INFO: Initializing ProtocolHandler ["ajp-apr-8012"]
Post again if that helps with the 502 error message or not. Probably will not assist tribule's thread since I have seen same ISAPI log details with APR present.
I'll definitely look into this native/APR alternative, and at least experiment on our Dev server.
Regarding Production, I am more hesitant to jump to it and unluckily I only get these 502s in Prod under load.
Do you think this native/APR mechanism going to be part of a subsequent update of CF11 (so a Adobe-stamped supported mechanism?)
If not, any idea why they didn't use it? Any dangers/impacts?
Sorry for my ignorance of these connectors considerations...
Best to try something new like APR on dev environment before production. On dev you can use apache jmeter to push some load against CF.

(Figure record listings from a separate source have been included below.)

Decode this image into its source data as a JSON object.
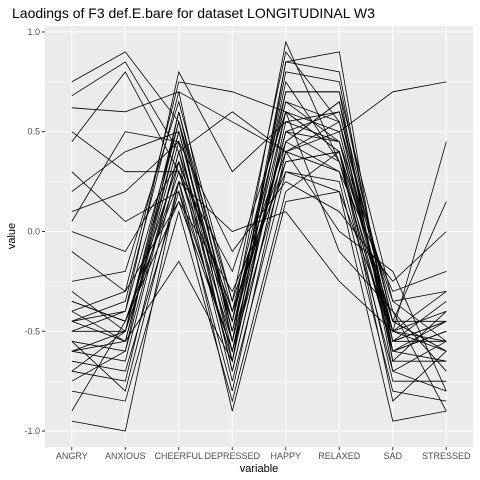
{
  "chart_data": {
    "type": "line",
    "title": "Laodings of F3 def.E.bare for dataset LONGITUDINAL W3",
    "xlabel": "variable",
    "ylabel": "value",
    "categories": [
      "ANGRY",
      "ANXIOUS",
      "CHEERFUL",
      "DEPRESSED",
      "HAPPY",
      "RELAXED",
      "SAD",
      "STRESSED"
    ],
    "ylim": [
      -1.08,
      1.03
    ],
    "yticks": [
      -1.0,
      -0.5,
      0.0,
      0.5,
      1.0
    ],
    "ytick_labels": [
      "-1.0",
      "-0.5",
      "0.0",
      "0.5",
      "1.0"
    ],
    "grid": true,
    "legend": "none",
    "colors": {
      "panel": "#ebebeb",
      "grid": "#ffffff",
      "line": "#000000"
    },
    "series": [
      {
        "values": [
          0.75,
          0.9,
          0.55,
          -0.35,
          0.9,
          0.55,
          -0.55,
          -0.45
        ]
      },
      {
        "values": [
          0.68,
          0.85,
          0.4,
          -0.45,
          0.95,
          0.35,
          -0.6,
          -0.5
        ]
      },
      {
        "values": [
          0.62,
          0.6,
          0.7,
          -0.55,
          0.85,
          0.9,
          -0.65,
          -0.4
        ]
      },
      {
        "values": [
          0.5,
          0.3,
          0.3,
          -0.2,
          0.6,
          0.4,
          -0.45,
          -0.6
        ]
      },
      {
        "values": [
          0.3,
          0.05,
          0.2,
          -0.6,
          0.7,
          0.7,
          -0.7,
          -0.55
        ]
      },
      {
        "values": [
          0.1,
          0.2,
          0.45,
          -0.7,
          0.45,
          0.3,
          -0.3,
          -0.2
        ]
      },
      {
        "values": [
          0.0,
          -0.1,
          0.35,
          -0.4,
          0.4,
          0.5,
          0.7,
          0.75
        ]
      },
      {
        "values": [
          -0.1,
          -0.3,
          0.15,
          -0.3,
          0.3,
          0.2,
          -0.5,
          -0.3
        ]
      },
      {
        "values": [
          -0.3,
          -0.5,
          0.6,
          -0.5,
          0.5,
          0.6,
          -0.45,
          -0.6
        ]
      },
      {
        "values": [
          -0.35,
          -0.45,
          0.25,
          -0.65,
          0.55,
          0.45,
          -0.55,
          -0.45
        ]
      },
      {
        "values": [
          -0.4,
          -0.55,
          0.45,
          -0.6,
          0.35,
          0.4,
          -0.6,
          -0.5
        ]
      },
      {
        "values": [
          -0.45,
          -0.4,
          0.55,
          -0.45,
          0.65,
          0.55,
          -0.4,
          -0.7
        ]
      },
      {
        "values": [
          -0.5,
          -0.5,
          0.3,
          -0.55,
          0.5,
          0.35,
          -0.5,
          -0.4
        ]
      },
      {
        "values": [
          -0.55,
          -0.6,
          0.4,
          -0.7,
          0.45,
          0.65,
          -0.65,
          -0.65
        ]
      },
      {
        "values": [
          -0.6,
          -0.5,
          0.5,
          -0.5,
          0.6,
          0.5,
          -0.55,
          -0.55
        ]
      },
      {
        "values": [
          -0.65,
          -0.7,
          0.2,
          -0.8,
          0.4,
          0.3,
          -0.7,
          -0.8
        ]
      },
      {
        "values": [
          -0.7,
          -0.75,
          0.35,
          -0.75,
          0.3,
          0.25,
          -0.8,
          -0.85
        ]
      },
      {
        "values": [
          -0.75,
          -0.6,
          0.6,
          -0.4,
          0.7,
          0.7,
          -0.35,
          -0.3
        ]
      },
      {
        "values": [
          -0.8,
          -0.85,
          0.1,
          -0.85,
          0.2,
          0.4,
          -0.85,
          -0.6
        ]
      },
      {
        "values": [
          -0.95,
          -1.0,
          0.25,
          -0.9,
          0.15,
          0.2,
          -0.95,
          -0.9
        ]
      },
      {
        "values": [
          -0.9,
          -0.45,
          0.15,
          -0.6,
          0.5,
          0.45,
          -0.5,
          0.45
        ]
      },
      {
        "values": [
          -0.4,
          -0.3,
          0.75,
          0.7,
          0.6,
          -0.1,
          -0.4,
          -0.9
        ]
      },
      {
        "values": [
          -0.45,
          -0.35,
          0.7,
          0.55,
          0.4,
          0.0,
          -0.2,
          -0.8
        ]
      },
      {
        "values": [
          0.05,
          0.5,
          0.45,
          -0.1,
          0.25,
          0.1,
          -0.25,
          0.0
        ]
      },
      {
        "values": [
          -0.6,
          -0.55,
          -0.15,
          -0.65,
          0.85,
          0.8,
          -0.6,
          -0.5
        ]
      },
      {
        "values": [
          -0.5,
          -0.4,
          0.8,
          0.3,
          0.55,
          0.6,
          -0.5,
          -0.6
        ]
      },
      {
        "values": [
          -0.55,
          -0.8,
          0.25,
          0.0,
          0.1,
          -0.25,
          -0.5,
          -0.55
        ]
      },
      {
        "values": [
          0.2,
          0.4,
          0.5,
          -0.5,
          0.75,
          0.35,
          -0.6,
          -0.45
        ]
      },
      {
        "values": [
          -0.25,
          -0.2,
          0.65,
          -0.35,
          0.45,
          0.65,
          -0.45,
          0.15
        ]
      },
      {
        "values": [
          -0.35,
          -0.45,
          0.35,
          -0.4,
          0.35,
          0.4,
          -0.75,
          -0.75
        ]
      },
      {
        "values": [
          -0.45,
          -0.55,
          0.5,
          -0.55,
          0.8,
          0.75,
          -0.55,
          -0.35
        ]
      },
      {
        "values": [
          0.45,
          0.8,
          0.3,
          -0.45,
          0.65,
          0.45,
          -0.35,
          -0.55
        ]
      },
      {
        "values": [
          -0.6,
          -0.65,
          0.4,
          0.6,
          0.4,
          0.55,
          -0.6,
          -0.65
        ]
      },
      {
        "values": [
          -0.7,
          -0.5,
          0.55,
          -0.65,
          0.6,
          0.4,
          -0.45,
          -0.45
        ]
      }
    ]
  }
}
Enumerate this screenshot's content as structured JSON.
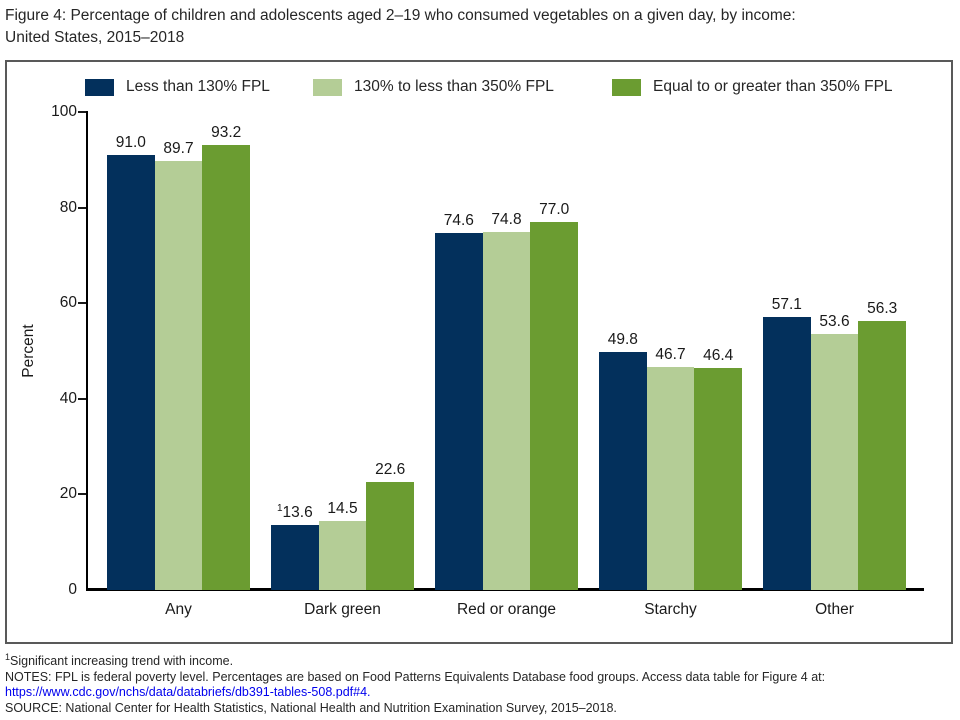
{
  "title": {
    "line1": "Figure 4: Percentage of children and adolescents aged 2–19 who consumed vegetables on a given day, by income:",
    "line2": "United States, 2015–2018"
  },
  "chart_data": {
    "type": "bar",
    "title": "Figure 4: Percentage of children and adolescents aged 2–19 who consumed vegetables on a given day, by income: United States, 2015–2018",
    "categories": [
      "Any",
      "Dark green",
      "Red or orange",
      "Starchy",
      "Other"
    ],
    "series": [
      {
        "name": "Less than 130% FPL",
        "color": "#03305c",
        "values": [
          91.0,
          13.6,
          74.6,
          49.8,
          57.1
        ]
      },
      {
        "name": "130% to less than 350% FPL",
        "color": "#b4cd96",
        "values": [
          89.7,
          14.5,
          74.8,
          46.7,
          53.6
        ]
      },
      {
        "name": "Equal to or greater than 350% FPL",
        "color": "#6b9c31",
        "values": [
          93.2,
          22.6,
          77.0,
          46.4,
          56.3
        ]
      }
    ],
    "value_label_markers": {
      "1_0": "1"
    },
    "xlabel": "",
    "ylabel": "Percent",
    "ylim": [
      0,
      100
    ],
    "yticks": [
      0,
      20,
      40,
      60,
      80,
      100
    ],
    "grid": false,
    "legend_position": "top-inside"
  },
  "footnotes": {
    "note1_marker": "1",
    "note1_text": "Significant increasing trend with income.",
    "notes": "NOTES: FPL is federal poverty level. Percentages are based on Food Patterns Equivalents Database food groups. Access data table for Figure 4 at:",
    "link": "https://www.cdc.gov/nchs/data/databriefs/db391-tables-508.pdf#4.",
    "source": "SOURCE: National Center for Health Statistics, National Health and Nutrition Examination Survey, 2015–2018."
  },
  "colors": {
    "text": "#262626",
    "axis": "#000000",
    "box_border": "#595959",
    "link": "#0000ee"
  }
}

I don't think APR is something officially Adobe CF supported. Strangely CF11 beta had APR present but release did not have it. I have been using APR on CF10 since update5 as well as have it on production CF11 update2.
Perhaps some monitoring of the AJP-BIO or AJP-APR with JDK (java dev kit) tools Jconsole or JMC (java mission control) might yeild some interesting results. However that does mean work via adding JMX (java management extentions) to JVM arguments and watching the catalina (aka tomcat) threads.